January 23, 2024 | Matt Kucinski

A photo of Edna Greenway with

Patient, generous, and kind. Compassionate, humble, and wise.

These are some of the words members of the Calvin community chose to describe their former professor and colleague, Edna Greenway, who died on January 9, 2024, at the age of 88.

The two words expressed most often: faithful and encourager.

“Edna was a shining example of a person of faith living out her vocation,” said Dianne Zandstra, a colleague and mentee of Greenway. “We all looked up to Edna.”

An intentional approach

Greenway taught in the Spanish department at Calvin for a quarter century. While at Calvin, she developed programs for elementary and secondary Spanish teachers, pioneered a program in bilingual education and established ties between Calvin and the Hispanic people and culture. She was also involved in the creation of a program to certify teachers of English as a Second Language.

What she did at Calvin was impressive, but how she went about this work is what is remembered.

A faithful servant

“She was faithful to her colleagues, including while she was department chair, in supporting, encouraging, and appreciating us,” said Marilyn Bierling, a longtime colleague and good friend of Greenway’s. “Her door was always open to give us advice or simply chat about what mattered to us at that moment … She was a true mentor for me.”

“She was an educator at heart, willingly sharing teaching materials and ideas with colleagues,” said Marcie Pyper, a former colleague.

Greenway was also faithful to her students.

“Her relationship with her students was not contractual but rather covenantal,” said Cynthia Slagter, who knew Greenway first as her teacher at Calvin and later as a colleague. “Students understood that her care for them was rooted in her faith.”

An encouraging teacher

“Professor Greenway (as I knew her then) loved to encourage her students specifically,” said Alisa Tigchelaar, who took a 1991 interim on teaching Spanish language with Greenway. “I still regularly recall how she once told me that I explained a specific tough structure well to students and encouraged me to consider teaching after she’d seen me lead the afternoon groups for Spanish 122. This specific encouragement was one of the reasons I decided to choose Spanish and become a professor. She was without a doubt an encourager.”

An educator at heart

Greenway’s love for teaching seemed always present, from her time on the mission field when she homeschooled her five children and helped establish a Christian school where she taught reading and music to her teaching first grade at Seymour Christian School to her 30-year career in higher education between Calvin University, Calvin Theological Seminary, and Westminster Theological Seminary. Even in retirement, she was still teaching, volunteering in recent years as a tutor at Buchanan Elementary and as a discipleship leader at The Potter’s House Christian School.
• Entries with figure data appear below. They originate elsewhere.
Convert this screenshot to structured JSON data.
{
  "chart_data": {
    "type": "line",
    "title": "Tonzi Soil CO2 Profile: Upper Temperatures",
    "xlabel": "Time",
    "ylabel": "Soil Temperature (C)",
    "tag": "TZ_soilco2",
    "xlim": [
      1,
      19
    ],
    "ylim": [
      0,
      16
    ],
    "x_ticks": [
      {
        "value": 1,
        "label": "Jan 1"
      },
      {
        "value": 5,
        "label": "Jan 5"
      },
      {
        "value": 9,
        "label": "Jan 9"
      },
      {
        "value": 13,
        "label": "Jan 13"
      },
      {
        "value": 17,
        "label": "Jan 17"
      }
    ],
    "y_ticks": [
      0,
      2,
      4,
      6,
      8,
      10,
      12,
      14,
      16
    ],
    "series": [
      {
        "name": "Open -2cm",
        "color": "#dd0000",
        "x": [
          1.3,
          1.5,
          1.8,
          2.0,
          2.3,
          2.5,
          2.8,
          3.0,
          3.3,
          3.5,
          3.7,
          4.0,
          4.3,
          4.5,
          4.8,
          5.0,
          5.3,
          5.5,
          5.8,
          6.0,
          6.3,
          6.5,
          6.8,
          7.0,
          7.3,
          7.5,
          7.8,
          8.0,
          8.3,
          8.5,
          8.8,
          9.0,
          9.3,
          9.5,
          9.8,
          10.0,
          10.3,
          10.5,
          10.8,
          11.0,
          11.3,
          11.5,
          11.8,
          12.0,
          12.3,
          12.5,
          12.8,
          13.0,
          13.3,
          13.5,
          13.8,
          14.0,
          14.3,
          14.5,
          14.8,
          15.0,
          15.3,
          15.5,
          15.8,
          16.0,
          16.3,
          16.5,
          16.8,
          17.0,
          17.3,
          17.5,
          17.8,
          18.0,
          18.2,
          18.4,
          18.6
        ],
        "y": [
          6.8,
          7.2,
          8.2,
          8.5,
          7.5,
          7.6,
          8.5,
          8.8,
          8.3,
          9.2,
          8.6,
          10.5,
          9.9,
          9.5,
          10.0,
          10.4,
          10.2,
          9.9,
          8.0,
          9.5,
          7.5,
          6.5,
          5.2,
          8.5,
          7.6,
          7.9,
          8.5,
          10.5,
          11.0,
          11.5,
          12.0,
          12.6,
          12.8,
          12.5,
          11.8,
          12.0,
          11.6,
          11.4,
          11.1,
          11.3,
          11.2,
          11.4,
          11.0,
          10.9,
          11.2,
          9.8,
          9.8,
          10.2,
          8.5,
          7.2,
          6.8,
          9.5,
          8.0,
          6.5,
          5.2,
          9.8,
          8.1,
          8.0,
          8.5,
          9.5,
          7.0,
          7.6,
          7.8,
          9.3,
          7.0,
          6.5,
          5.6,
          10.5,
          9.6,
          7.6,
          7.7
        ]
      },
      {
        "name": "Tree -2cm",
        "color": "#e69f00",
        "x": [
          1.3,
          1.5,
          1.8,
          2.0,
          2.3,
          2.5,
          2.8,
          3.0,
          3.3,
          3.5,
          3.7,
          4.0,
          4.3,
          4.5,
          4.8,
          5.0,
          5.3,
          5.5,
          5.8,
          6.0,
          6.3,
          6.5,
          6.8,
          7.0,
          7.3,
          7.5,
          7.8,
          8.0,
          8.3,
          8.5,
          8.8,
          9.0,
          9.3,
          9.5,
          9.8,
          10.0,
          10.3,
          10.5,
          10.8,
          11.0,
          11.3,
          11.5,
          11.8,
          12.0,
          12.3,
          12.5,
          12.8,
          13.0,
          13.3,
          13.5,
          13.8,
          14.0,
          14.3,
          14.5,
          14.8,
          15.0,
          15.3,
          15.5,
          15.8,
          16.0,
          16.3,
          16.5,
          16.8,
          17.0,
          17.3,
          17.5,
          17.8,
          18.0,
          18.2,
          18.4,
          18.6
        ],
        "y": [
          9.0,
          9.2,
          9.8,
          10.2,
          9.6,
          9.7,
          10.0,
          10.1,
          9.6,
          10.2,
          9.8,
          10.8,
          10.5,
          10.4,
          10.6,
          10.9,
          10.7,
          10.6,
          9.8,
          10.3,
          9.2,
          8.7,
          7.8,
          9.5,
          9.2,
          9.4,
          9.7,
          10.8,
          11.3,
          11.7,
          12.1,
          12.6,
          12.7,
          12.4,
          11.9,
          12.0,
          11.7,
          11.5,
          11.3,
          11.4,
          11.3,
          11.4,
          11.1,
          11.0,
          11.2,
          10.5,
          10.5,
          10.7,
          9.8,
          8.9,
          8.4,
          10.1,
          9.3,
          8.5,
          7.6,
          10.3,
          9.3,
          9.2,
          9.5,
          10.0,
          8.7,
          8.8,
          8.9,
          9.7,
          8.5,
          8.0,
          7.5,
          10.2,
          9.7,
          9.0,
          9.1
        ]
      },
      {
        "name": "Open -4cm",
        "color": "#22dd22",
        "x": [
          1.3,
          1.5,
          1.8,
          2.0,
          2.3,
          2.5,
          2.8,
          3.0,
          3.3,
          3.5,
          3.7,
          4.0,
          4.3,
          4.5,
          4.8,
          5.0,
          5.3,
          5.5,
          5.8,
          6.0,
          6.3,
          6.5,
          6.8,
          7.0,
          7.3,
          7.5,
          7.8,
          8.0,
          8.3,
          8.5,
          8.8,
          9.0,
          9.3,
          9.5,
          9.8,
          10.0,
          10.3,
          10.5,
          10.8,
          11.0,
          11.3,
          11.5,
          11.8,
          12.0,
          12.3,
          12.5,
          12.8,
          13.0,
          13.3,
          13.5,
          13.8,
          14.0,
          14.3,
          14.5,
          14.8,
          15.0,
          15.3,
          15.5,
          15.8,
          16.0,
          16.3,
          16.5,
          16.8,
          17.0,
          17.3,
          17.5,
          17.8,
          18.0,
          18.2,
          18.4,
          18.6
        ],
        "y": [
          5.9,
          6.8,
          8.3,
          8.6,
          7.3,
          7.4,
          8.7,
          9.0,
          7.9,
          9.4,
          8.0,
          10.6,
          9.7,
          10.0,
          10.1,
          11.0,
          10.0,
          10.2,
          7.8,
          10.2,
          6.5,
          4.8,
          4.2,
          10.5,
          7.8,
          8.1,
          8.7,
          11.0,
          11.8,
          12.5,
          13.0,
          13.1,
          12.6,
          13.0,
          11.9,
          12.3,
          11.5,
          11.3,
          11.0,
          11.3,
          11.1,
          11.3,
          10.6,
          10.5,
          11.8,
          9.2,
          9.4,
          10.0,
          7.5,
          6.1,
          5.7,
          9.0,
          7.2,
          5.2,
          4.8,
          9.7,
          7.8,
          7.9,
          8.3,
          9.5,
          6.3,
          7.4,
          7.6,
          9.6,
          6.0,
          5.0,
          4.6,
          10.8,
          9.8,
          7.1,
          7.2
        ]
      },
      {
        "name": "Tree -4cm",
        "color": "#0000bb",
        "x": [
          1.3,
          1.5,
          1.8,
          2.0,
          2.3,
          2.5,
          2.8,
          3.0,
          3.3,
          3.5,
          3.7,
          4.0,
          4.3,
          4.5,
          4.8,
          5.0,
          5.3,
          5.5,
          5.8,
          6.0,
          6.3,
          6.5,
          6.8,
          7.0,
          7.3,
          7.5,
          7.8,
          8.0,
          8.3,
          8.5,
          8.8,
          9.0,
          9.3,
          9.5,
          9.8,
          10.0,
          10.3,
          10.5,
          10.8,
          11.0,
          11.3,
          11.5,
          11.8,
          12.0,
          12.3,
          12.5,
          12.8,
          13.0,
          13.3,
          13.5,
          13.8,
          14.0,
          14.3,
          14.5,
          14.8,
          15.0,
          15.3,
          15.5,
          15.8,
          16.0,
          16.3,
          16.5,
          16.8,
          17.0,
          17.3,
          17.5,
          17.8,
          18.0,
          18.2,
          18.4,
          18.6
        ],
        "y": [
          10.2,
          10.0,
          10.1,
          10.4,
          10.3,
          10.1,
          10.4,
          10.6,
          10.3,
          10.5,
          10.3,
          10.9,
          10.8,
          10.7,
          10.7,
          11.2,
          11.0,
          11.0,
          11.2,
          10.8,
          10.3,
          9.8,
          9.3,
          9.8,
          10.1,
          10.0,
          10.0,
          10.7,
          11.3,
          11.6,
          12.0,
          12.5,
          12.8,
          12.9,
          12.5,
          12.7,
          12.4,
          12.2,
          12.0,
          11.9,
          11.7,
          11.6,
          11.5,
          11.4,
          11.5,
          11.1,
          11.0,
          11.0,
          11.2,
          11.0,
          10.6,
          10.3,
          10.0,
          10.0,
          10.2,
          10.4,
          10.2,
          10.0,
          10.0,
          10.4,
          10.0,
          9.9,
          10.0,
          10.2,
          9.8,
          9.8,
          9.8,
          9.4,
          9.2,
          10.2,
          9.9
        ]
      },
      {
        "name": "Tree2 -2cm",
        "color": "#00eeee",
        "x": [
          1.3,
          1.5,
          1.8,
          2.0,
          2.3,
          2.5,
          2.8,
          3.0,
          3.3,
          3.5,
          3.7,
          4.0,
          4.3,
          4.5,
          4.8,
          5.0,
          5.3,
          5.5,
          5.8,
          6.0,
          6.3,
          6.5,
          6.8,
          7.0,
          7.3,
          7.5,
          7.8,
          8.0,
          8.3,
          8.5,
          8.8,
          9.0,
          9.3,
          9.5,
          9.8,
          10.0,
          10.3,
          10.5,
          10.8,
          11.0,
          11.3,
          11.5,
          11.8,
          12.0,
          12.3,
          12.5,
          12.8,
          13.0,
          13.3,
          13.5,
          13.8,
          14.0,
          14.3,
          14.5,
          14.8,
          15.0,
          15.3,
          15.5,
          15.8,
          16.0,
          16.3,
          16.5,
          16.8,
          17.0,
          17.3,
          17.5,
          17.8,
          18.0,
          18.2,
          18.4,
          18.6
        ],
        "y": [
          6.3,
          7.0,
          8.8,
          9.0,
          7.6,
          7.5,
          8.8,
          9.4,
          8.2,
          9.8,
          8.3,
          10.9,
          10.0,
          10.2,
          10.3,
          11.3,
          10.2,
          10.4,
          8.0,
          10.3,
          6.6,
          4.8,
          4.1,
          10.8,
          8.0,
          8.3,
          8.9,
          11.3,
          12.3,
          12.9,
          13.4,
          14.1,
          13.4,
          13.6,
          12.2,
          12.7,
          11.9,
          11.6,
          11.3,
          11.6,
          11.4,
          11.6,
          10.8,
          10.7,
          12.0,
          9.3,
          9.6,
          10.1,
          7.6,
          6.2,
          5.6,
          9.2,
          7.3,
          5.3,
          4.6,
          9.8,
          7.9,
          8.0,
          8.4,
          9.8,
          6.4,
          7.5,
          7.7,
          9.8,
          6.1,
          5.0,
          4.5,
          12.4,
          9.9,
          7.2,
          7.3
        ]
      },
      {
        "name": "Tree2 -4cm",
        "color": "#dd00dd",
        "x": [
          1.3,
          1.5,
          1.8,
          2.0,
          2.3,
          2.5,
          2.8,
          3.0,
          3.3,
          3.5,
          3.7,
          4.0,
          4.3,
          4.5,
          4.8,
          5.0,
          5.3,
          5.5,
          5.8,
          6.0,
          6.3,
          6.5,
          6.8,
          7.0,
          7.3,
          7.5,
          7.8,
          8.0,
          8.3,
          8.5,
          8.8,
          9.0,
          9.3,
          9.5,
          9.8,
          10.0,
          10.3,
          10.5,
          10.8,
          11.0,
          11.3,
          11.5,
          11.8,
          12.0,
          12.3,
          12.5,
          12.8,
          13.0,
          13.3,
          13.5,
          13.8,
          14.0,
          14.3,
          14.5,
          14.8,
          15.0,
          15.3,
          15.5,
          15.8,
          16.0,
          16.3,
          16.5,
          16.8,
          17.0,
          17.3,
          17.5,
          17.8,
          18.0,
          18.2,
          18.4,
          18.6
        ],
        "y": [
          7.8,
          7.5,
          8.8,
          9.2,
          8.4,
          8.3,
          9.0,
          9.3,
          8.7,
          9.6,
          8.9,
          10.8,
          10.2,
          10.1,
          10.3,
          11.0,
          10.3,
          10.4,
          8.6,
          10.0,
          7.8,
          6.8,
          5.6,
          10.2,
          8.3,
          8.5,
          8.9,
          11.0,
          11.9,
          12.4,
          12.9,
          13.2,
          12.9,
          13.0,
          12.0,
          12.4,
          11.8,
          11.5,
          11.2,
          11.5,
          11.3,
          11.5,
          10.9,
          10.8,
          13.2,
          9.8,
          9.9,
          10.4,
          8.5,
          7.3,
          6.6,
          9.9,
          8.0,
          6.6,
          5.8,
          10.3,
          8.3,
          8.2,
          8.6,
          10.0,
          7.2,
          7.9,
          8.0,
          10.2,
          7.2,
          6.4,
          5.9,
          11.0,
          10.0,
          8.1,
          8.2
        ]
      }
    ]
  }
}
She saw this work of teaching and mentoring as her call to be faithful. “This is the same word she used to describe an essential characteristic for her education students: ‘faithful,’” said Bierling.

“Her faith permeated everything that she did,” said Pyper.

An established legacy

And now, thanks to Greenway’s faithfulness and encouragement, her decades of teaching continue to have ripple effects.

“She embodied the idea of faith-infused teaching. This is a legacy of hers that I try to carry on and that we tried to enshrine in the Edna Greenway Scholarship that we established [in 2001] when she retired,” said Slagter.

The Edna Greenway Scholarship is an endowed scholarship given each year to the education student writing the best essay on “the importance of the integration of faith in their own lives and careers.” In this way, future teachers have and continue to benefit from Edna’s “Reformed Christian perspective on teaching and learning.”

Greenway is survived by her children: Irma Dominguez (Francisco), Kathy DeJong (Jeff), Jeff Greenway, Scott Greenway (Kelly), and son-in-law Bob Deurloo, 18 grandchildren, 40 great-grandchildren, and four great-great-grandchildren. Greenway was preceded in death by her husband Roger, daughter Wendy Deurloo, daughter-in-law Marilyn Greenway, grandson Joel Dominguez and brother John Beebe.